Do economic fixes have a role to play?

Achieving multiple goals for society (a stable climate, clean air and water, thriving nature, etc.) needs transformation of our economy, technology and culture. A narrow focus on just one of these strands – economic fixes in this article – is unlikely to be effective and it may even make things worse.

Economic tools have their place in protecting nature but they’re not a silver bullet. Their limitations must be recognised and factored into the decision-making. ‘B Corps’ (companies that act upon their values of responsibility for nature and society) are an important example of using economic tools within a wider decision-making context. These companies structure their operating procedures to actively restore nature even if it doesn’t turn a profit and without necessarily monetising its value.

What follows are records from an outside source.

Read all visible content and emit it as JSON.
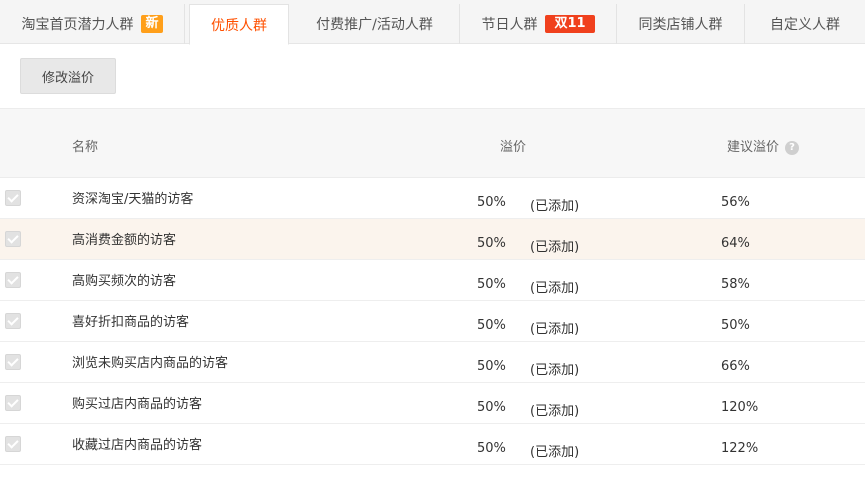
{
  "tabs": [
    {
      "label": "淘宝首页潜力人群",
      "badge": "新"
    },
    {
      "label": "优质人群",
      "badge": ""
    },
    {
      "label": "付费推广/活动人群",
      "badge": ""
    },
    {
      "label": "节日人群",
      "badge": "双11"
    },
    {
      "label": "同类店铺人群",
      "badge": ""
    },
    {
      "label": "自定义人群",
      "badge": ""
    }
  ],
  "active_tab": "优质人群",
  "toolbar": {
    "modify_label": "修改溢价"
  },
  "table": {
    "headers": {
      "name": "名称",
      "premium": "溢价",
      "suggested": "建议溢价"
    },
    "rows": [
      {
        "name": "资深淘宝/天猫的访客",
        "premium": "50%",
        "status": "(已添加)",
        "suggested": "56%"
      },
      {
        "name": "高消费金额的访客",
        "premium": "50%",
        "status": "(已添加)",
        "suggested": "64%"
      },
      {
        "name": "高购买频次的访客",
        "premium": "50%",
        "status": "(已添加)",
        "suggested": "58%"
      },
      {
        "name": "喜好折扣商品的访客",
        "premium": "50%",
        "status": "(已添加)",
        "suggested": "50%"
      },
      {
        "name": "浏览未购买店内商品的访客",
        "premium": "50%",
        "status": "(已添加)",
        "suggested": "66%"
      },
      {
        "name": "购买过店内商品的访客",
        "premium": "50%",
        "status": "(已添加)",
        "suggested": "120%"
      },
      {
        "name": "收藏过店内商品的访客",
        "premium": "50%",
        "status": "(已添加)",
        "suggested": "122%"
      }
    ]
  },
  "colors": {
    "accent": "#ff5000",
    "badge_new": "#ff9f1a",
    "badge_double11": "#f0401d",
    "row_highlight": "#fbf4ed"
  }
}
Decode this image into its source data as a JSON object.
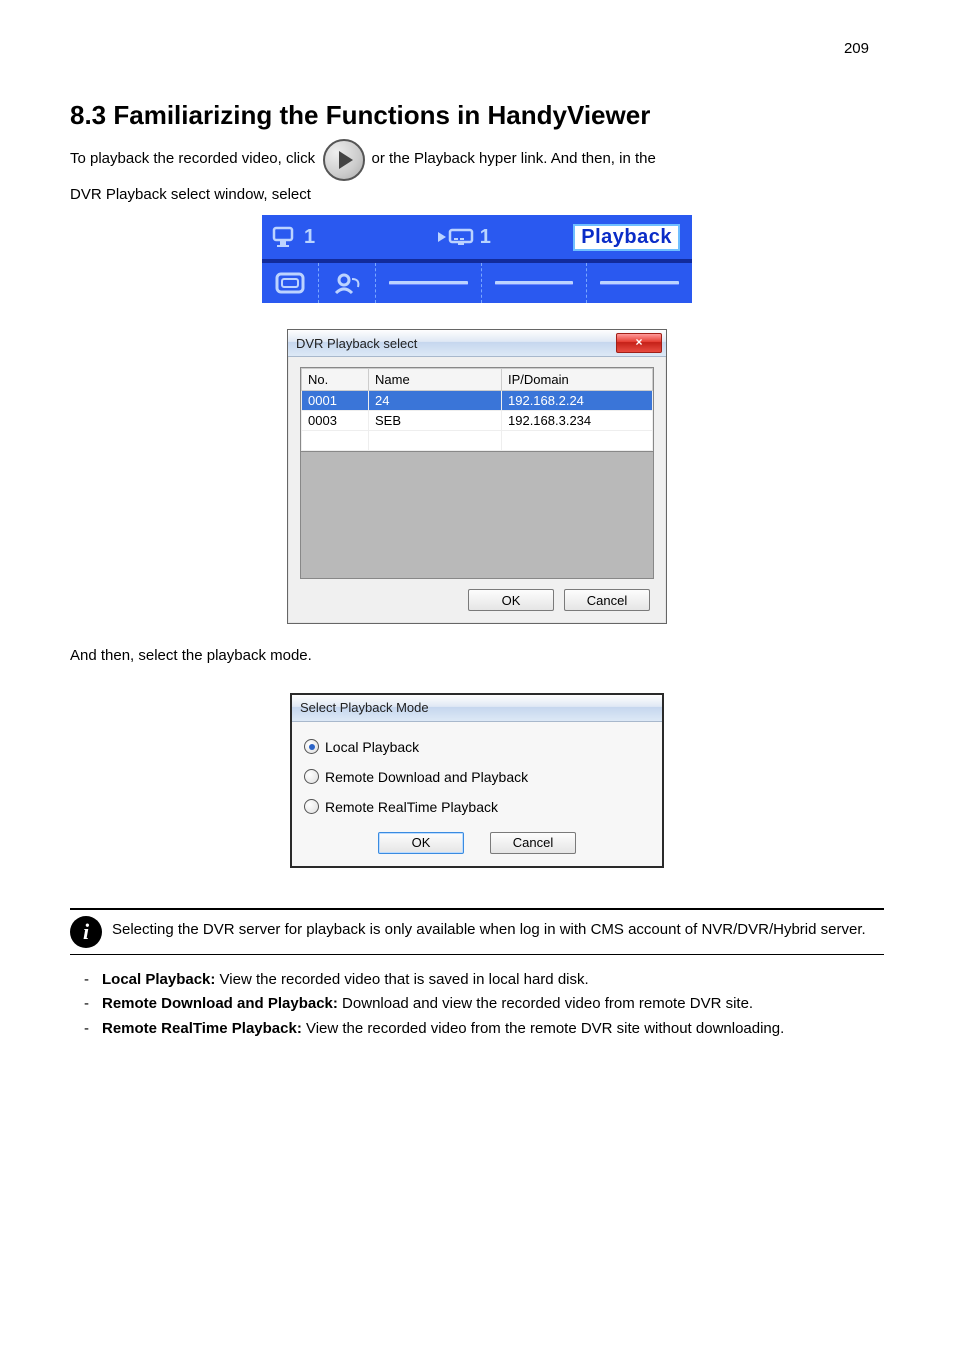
{
  "page_number": "209",
  "section_title": "8.3 Familiarizing the Functions in HandyViewer",
  "intro_text_1": "To playback the recorded video, click",
  "intro_text_2": "or the Playback hyper link. And then, in the",
  "intro_text_3": "DVR Playback select window, select",
  "strip": {
    "seg1": "1",
    "seg2": "1",
    "playback_label": "Playback"
  },
  "dvr_dialog": {
    "title": "DVR Playback select",
    "close": "×",
    "col_no": "No.",
    "col_name": "Name",
    "col_ip": "IP/Domain",
    "rows": [
      {
        "no": "0001",
        "name": "24",
        "ip": "192.168.2.24",
        "selected": true
      },
      {
        "no": "0003",
        "name": "SEB",
        "ip": "192.168.3.234",
        "selected": false
      }
    ],
    "ok": "OK",
    "cancel": "Cancel"
  },
  "between_text": "And then, select the playback mode.",
  "mode_dialog": {
    "title": "Select Playback Mode",
    "options": [
      {
        "label": "Local Playback",
        "checked": true
      },
      {
        "label": "Remote Download and Playback",
        "checked": false
      },
      {
        "label": "Remote RealTime Playback",
        "checked": false
      }
    ],
    "ok": "OK",
    "cancel": "Cancel"
  },
  "note_text": "Selecting the DVR server for playback is only available when log in with CMS account of NVR/DVR/Hybrid server.",
  "bullets": [
    {
      "bold": "Local Playback:",
      "rest": " View the recorded video that is saved in local hard disk."
    },
    {
      "bold": "Remote Download and Playback:",
      "rest": " Download and view the recorded video from remote DVR site."
    },
    {
      "bold": "Remote RealTime Playback:",
      "rest": " View the recorded video from the remote DVR site without downloading."
    }
  ]
}
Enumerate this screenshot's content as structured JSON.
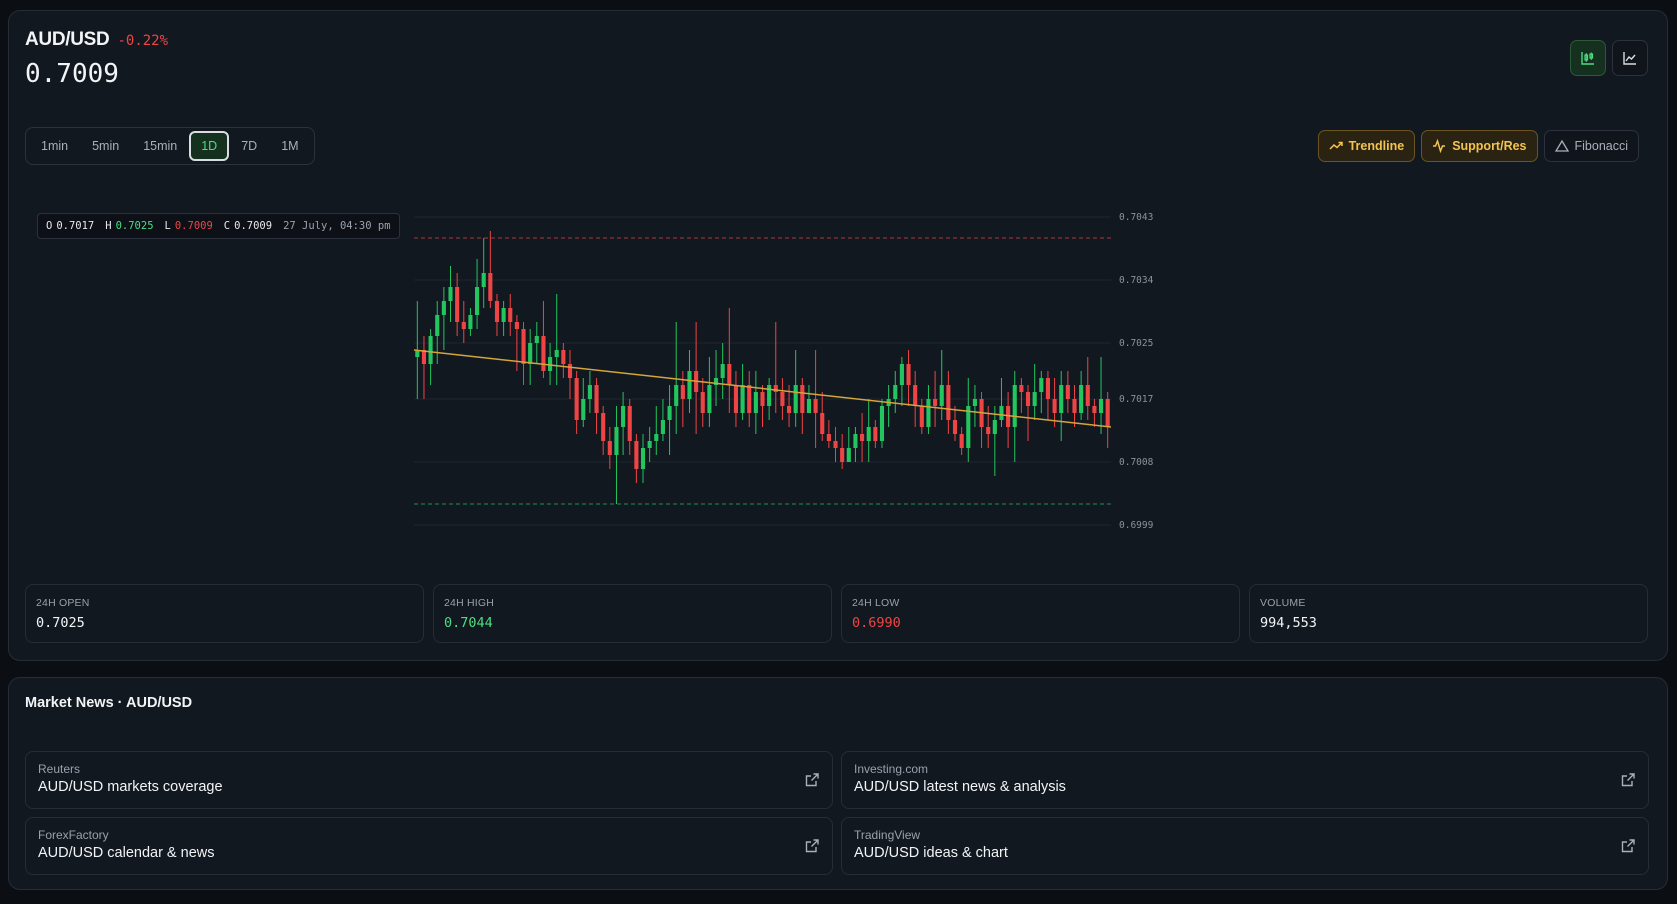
{
  "header": {
    "symbol": "AUD/USD",
    "change": "-0.22%",
    "price": "0.7009"
  },
  "view_toggles": [
    {
      "icon": "candlestick-chart-icon",
      "active": true
    },
    {
      "icon": "line-chart-icon",
      "active": false
    }
  ],
  "timeframes": [
    "1min",
    "5min",
    "15min",
    "1D",
    "7D",
    "1M"
  ],
  "active_timeframe": "1D",
  "tools": {
    "trendline": "Trendline",
    "support_res": "Support/Res",
    "fibonacci": "Fibonacci"
  },
  "ohlc": {
    "o_label": "O",
    "o": "0.7017",
    "h_label": "H",
    "h": "0.7025",
    "l_label": "L",
    "l": "0.7009",
    "c_label": "C",
    "c": "0.7009",
    "time": "27 July, 04:30 pm"
  },
  "colors": {
    "up": "#22c55e",
    "down": "#ef4444",
    "trendline": "#d4a63a",
    "resistance": "#ef4444",
    "support": "#22c55e",
    "accent_active": "#4ade80"
  },
  "chart_data": {
    "type": "candlestick",
    "y_ticks": [
      "0.7043",
      "0.7034",
      "0.7025",
      "0.7017",
      "0.7008",
      "0.6999"
    ],
    "ylim": [
      0.6999,
      0.7043
    ],
    "resistance": 0.704,
    "support": 0.7002,
    "trendline": {
      "start": 0.7024,
      "end": 0.7013
    },
    "grid": true,
    "candles": [
      [
        0.7023,
        0.7024,
        0.7031,
        0.7017
      ],
      [
        0.7024,
        0.7022,
        0.7026,
        0.7017
      ],
      [
        0.7022,
        0.7026,
        0.7027,
        0.7019
      ],
      [
        0.7026,
        0.7029,
        0.7031,
        0.7022
      ],
      [
        0.7029,
        0.7031,
        0.7033,
        0.7024
      ],
      [
        0.7031,
        0.7033,
        0.7036,
        0.7028
      ],
      [
        0.7033,
        0.7028,
        0.7035,
        0.7026
      ],
      [
        0.7028,
        0.7027,
        0.7031,
        0.7025
      ],
      [
        0.7027,
        0.7029,
        0.703,
        0.7026
      ],
      [
        0.7029,
        0.7033,
        0.7037,
        0.7027
      ],
      [
        0.7033,
        0.7035,
        0.704,
        0.703
      ],
      [
        0.7035,
        0.7031,
        0.7041,
        0.703
      ],
      [
        0.7031,
        0.7028,
        0.7032,
        0.7026
      ],
      [
        0.7028,
        0.703,
        0.7031,
        0.7026
      ],
      [
        0.703,
        0.7028,
        0.7032,
        0.7026
      ],
      [
        0.7028,
        0.7027,
        0.7029,
        0.7021
      ],
      [
        0.7027,
        0.7022,
        0.7028,
        0.7019
      ],
      [
        0.7022,
        0.7025,
        0.7027,
        0.7019
      ],
      [
        0.7025,
        0.7026,
        0.7028,
        0.7022
      ],
      [
        0.7026,
        0.7021,
        0.7031,
        0.702
      ],
      [
        0.7021,
        0.7023,
        0.7025,
        0.7019
      ],
      [
        0.7023,
        0.7024,
        0.7032,
        0.7019
      ],
      [
        0.7024,
        0.7022,
        0.7025,
        0.702
      ],
      [
        0.7022,
        0.702,
        0.7024,
        0.7017
      ],
      [
        0.702,
        0.7014,
        0.7021,
        0.7012
      ],
      [
        0.7014,
        0.7017,
        0.702,
        0.7013
      ],
      [
        0.7017,
        0.7019,
        0.7021,
        0.7015
      ],
      [
        0.7019,
        0.7015,
        0.702,
        0.7012
      ],
      [
        0.7015,
        0.7011,
        0.7016,
        0.7009
      ],
      [
        0.7011,
        0.7009,
        0.7013,
        0.7007
      ],
      [
        0.7009,
        0.7013,
        0.7016,
        0.7002
      ],
      [
        0.7013,
        0.7016,
        0.7018,
        0.7009
      ],
      [
        0.7016,
        0.7011,
        0.7017,
        0.7009
      ],
      [
        0.7011,
        0.7007,
        0.7012,
        0.7005
      ],
      [
        0.7007,
        0.701,
        0.7012,
        0.7005
      ],
      [
        0.701,
        0.7011,
        0.7013,
        0.7008
      ],
      [
        0.7011,
        0.7012,
        0.7016,
        0.7009
      ],
      [
        0.7012,
        0.7014,
        0.7017,
        0.7011
      ],
      [
        0.7014,
        0.7016,
        0.7019,
        0.7009
      ],
      [
        0.7016,
        0.7019,
        0.7028,
        0.7012
      ],
      [
        0.7019,
        0.7017,
        0.7021,
        0.7013
      ],
      [
        0.7017,
        0.7021,
        0.7024,
        0.7015
      ],
      [
        0.7021,
        0.7018,
        0.7028,
        0.7012
      ],
      [
        0.7018,
        0.7015,
        0.702,
        0.7013
      ],
      [
        0.7015,
        0.7019,
        0.7023,
        0.7013
      ],
      [
        0.7019,
        0.702,
        0.7024,
        0.7016
      ],
      [
        0.702,
        0.7022,
        0.7025,
        0.7017
      ],
      [
        0.7022,
        0.7019,
        0.703,
        0.7015
      ],
      [
        0.7019,
        0.7015,
        0.7021,
        0.7013
      ],
      [
        0.7015,
        0.7019,
        0.7022,
        0.7014
      ],
      [
        0.7019,
        0.7015,
        0.7021,
        0.7013
      ],
      [
        0.7015,
        0.7018,
        0.7021,
        0.7012
      ],
      [
        0.7018,
        0.7016,
        0.7019,
        0.7013
      ],
      [
        0.7016,
        0.7019,
        0.702,
        0.7014
      ],
      [
        0.7019,
        0.7018,
        0.7028,
        0.7015
      ],
      [
        0.7018,
        0.7016,
        0.702,
        0.7014
      ],
      [
        0.7016,
        0.7015,
        0.7019,
        0.7013
      ],
      [
        0.7015,
        0.7019,
        0.7024,
        0.7013
      ],
      [
        0.7019,
        0.7015,
        0.702,
        0.7012
      ],
      [
        0.7015,
        0.7017,
        0.7019,
        0.7015
      ],
      [
        0.7017,
        0.7015,
        0.7024,
        0.701
      ],
      [
        0.7015,
        0.7012,
        0.7018,
        0.7011
      ],
      [
        0.7012,
        0.7011,
        0.7014,
        0.701
      ],
      [
        0.7011,
        0.701,
        0.7013,
        0.7008
      ],
      [
        0.701,
        0.7008,
        0.7012,
        0.7007
      ],
      [
        0.7008,
        0.701,
        0.7013,
        0.7008
      ],
      [
        0.701,
        0.7012,
        0.7013,
        0.7008
      ],
      [
        0.7012,
        0.7011,
        0.7015,
        0.7008
      ],
      [
        0.7011,
        0.7013,
        0.7017,
        0.7008
      ],
      [
        0.7013,
        0.7011,
        0.7014,
        0.701
      ],
      [
        0.7011,
        0.7016,
        0.7017,
        0.701
      ],
      [
        0.7016,
        0.7017,
        0.7019,
        0.7013
      ],
      [
        0.7017,
        0.7019,
        0.7021,
        0.7015
      ],
      [
        0.7019,
        0.7022,
        0.7023,
        0.7016
      ],
      [
        0.7022,
        0.7019,
        0.7024,
        0.7016
      ],
      [
        0.7019,
        0.7016,
        0.7021,
        0.7013
      ],
      [
        0.7016,
        0.7013,
        0.7017,
        0.7012
      ],
      [
        0.7013,
        0.7017,
        0.7019,
        0.7012
      ],
      [
        0.7017,
        0.7016,
        0.7021,
        0.7013
      ],
      [
        0.7016,
        0.7019,
        0.7024,
        0.7014
      ],
      [
        0.7019,
        0.7014,
        0.7021,
        0.7012
      ],
      [
        0.7014,
        0.7012,
        0.7016,
        0.7011
      ],
      [
        0.7012,
        0.701,
        0.7013,
        0.7009
      ],
      [
        0.701,
        0.7016,
        0.702,
        0.7008
      ],
      [
        0.7016,
        0.7017,
        0.7019,
        0.7013
      ],
      [
        0.7017,
        0.7013,
        0.7018,
        0.701
      ],
      [
        0.7013,
        0.7012,
        0.7016,
        0.701
      ],
      [
        0.7012,
        0.7014,
        0.7016,
        0.7006
      ],
      [
        0.7014,
        0.7016,
        0.702,
        0.7013
      ],
      [
        0.7016,
        0.7013,
        0.7018,
        0.701
      ],
      [
        0.7013,
        0.7019,
        0.7021,
        0.7008
      ],
      [
        0.7019,
        0.7018,
        0.702,
        0.7015
      ],
      [
        0.7018,
        0.7016,
        0.7019,
        0.7011
      ],
      [
        0.7016,
        0.7018,
        0.7022,
        0.7014
      ],
      [
        0.7018,
        0.702,
        0.7021,
        0.7015
      ],
      [
        0.702,
        0.7017,
        0.7021,
        0.7014
      ],
      [
        0.7017,
        0.7015,
        0.702,
        0.7013
      ],
      [
        0.7015,
        0.7019,
        0.7021,
        0.7011
      ],
      [
        0.7019,
        0.7017,
        0.7021,
        0.7015
      ],
      [
        0.7017,
        0.7015,
        0.7019,
        0.7013
      ],
      [
        0.7015,
        0.7019,
        0.7021,
        0.7014
      ],
      [
        0.7019,
        0.7016,
        0.7023,
        0.7014
      ],
      [
        0.7016,
        0.7015,
        0.7017,
        0.7013
      ],
      [
        0.7015,
        0.7017,
        0.7023,
        0.7012
      ],
      [
        0.7017,
        0.7013,
        0.7018,
        0.701
      ]
    ]
  },
  "stats": [
    {
      "label": "24H OPEN",
      "value": "0.7025",
      "tone": ""
    },
    {
      "label": "24H HIGH",
      "value": "0.7044",
      "tone": "g"
    },
    {
      "label": "24H LOW",
      "value": "0.6990",
      "tone": "r"
    },
    {
      "label": "VOLUME",
      "value": "994,553",
      "tone": ""
    }
  ],
  "news": {
    "title": "Market News · AUD/USD",
    "items": [
      {
        "source": "Reuters",
        "headline": "AUD/USD markets coverage"
      },
      {
        "source": "Investing.com",
        "headline": "AUD/USD latest news & analysis"
      },
      {
        "source": "ForexFactory",
        "headline": "AUD/USD calendar & news"
      },
      {
        "source": "TradingView",
        "headline": "AUD/USD ideas & chart"
      }
    ]
  }
}
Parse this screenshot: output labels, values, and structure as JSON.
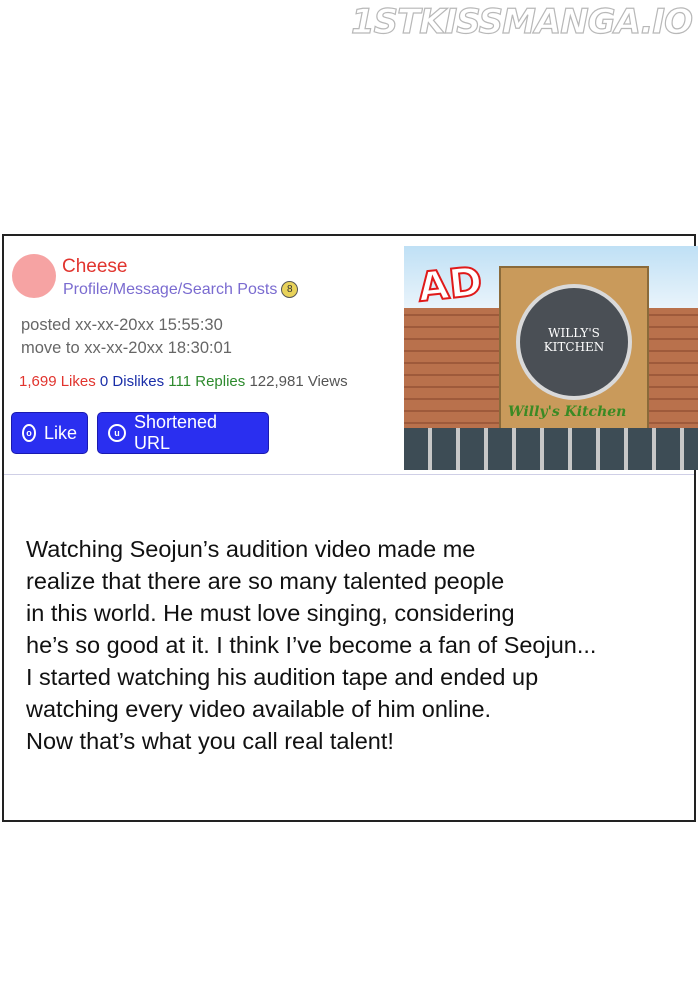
{
  "watermark": "1STKISSMANGA.IO",
  "post": {
    "username": "Cheese",
    "profile_links": "Profile/Message/Search Posts",
    "badge": "8",
    "posted": "posted xx-xx-20xx 15:55:30",
    "moved": "move to xx-xx-20xx 18:30:01",
    "stats": {
      "likes": "1,699 Likes",
      "dislikes": "0 Dislikes",
      "replies": "111 Replies",
      "views": "122,981 Views"
    },
    "buttons": {
      "like": "Like",
      "shortened_url": "Shortened URL"
    }
  },
  "ad": {
    "tag": "AD",
    "sign_text": "WILLY'S KITCHEN",
    "script_text": "Willy's Kitchen"
  },
  "body_lines": [
    "Watching Seojun’s audition video made me",
    "realize that there are so many talented people",
    "in this world. He must love singing, considering",
    "he’s so good at it. I think I’ve become a fan of Seojun...",
    "I started watching his audition tape and ended up",
    "watching every video available of him online.",
    "Now that’s what you call real talent!"
  ]
}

The key is to avoid seeing nature only as a set of ‘assets’, which doesn’t tackle the deeper aspects of our cultures that drive environmental degradation5.

References

  1. The battle for the soul of biodiversity Masood, E. Nature, 22 Aug 2018
  2. How Many Species Are There on Earth and in the Ocean? Mora C, et al., PLOS Biology 9(8) 2011.
  3. DTPC State of the Environment Report 2015-16, 5th Sept 2016.
  4. Motivation crowding by economic incentives in conservation policy: A review of the empirical evidence. Rode, J., Gómez-Baggethun, E. & Krause, T. Ecol. Econ., 117, 270-282, 2015.
  5. Meeting Environmental Challenges: The Role of Human Identity. Compton, T. & Kasser, T. WWF-UK, 2009.